It is further observed that while disposing of the appeals the Division Bench presided over by the Hon'ble Chief Justice in the final order dated 2.7.2008 recorded as follows :
"The Court : These matters have been argued at length. However, ultimately Mr. Mookherji has submitted that the companies are prepared to furnish the bank guarantees (six in number) from the Nationalized bank to secure the claims, which are the basis of the winding-up petitions.
In view of the above statement, it is not necessary for this Court to express any observation on the merits of the case.
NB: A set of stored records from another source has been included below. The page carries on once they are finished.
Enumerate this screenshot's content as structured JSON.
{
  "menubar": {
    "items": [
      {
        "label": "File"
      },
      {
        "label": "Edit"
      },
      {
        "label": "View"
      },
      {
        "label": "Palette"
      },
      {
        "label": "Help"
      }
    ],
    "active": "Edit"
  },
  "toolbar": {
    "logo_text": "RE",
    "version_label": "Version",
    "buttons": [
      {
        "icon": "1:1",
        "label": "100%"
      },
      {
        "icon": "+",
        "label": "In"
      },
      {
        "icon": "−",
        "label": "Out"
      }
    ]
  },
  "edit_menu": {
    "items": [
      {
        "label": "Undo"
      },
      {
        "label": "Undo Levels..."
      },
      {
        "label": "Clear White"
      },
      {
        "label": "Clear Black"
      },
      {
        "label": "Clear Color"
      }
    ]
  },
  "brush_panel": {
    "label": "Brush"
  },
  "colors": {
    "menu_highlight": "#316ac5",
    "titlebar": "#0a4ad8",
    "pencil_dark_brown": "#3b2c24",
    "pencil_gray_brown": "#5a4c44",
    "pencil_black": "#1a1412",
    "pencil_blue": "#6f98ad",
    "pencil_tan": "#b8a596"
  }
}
We, therefore, relegate the appellants to their ordinary remedies permissible under the law.
The respondents shall furnish the bank guarantees (six in number) equivalent to the amount claimed in the respective winding-up petitions within a period of eight weeks from date in favour of the Registrar, Original Side of this Court. The appellants shall file civil suits within four weeks thereafter. In default of filing the suits within the time specified, the bank guarantees furnished shall be further dealt with on the basis of any order that may be passed by a competent Court of jurisdiction.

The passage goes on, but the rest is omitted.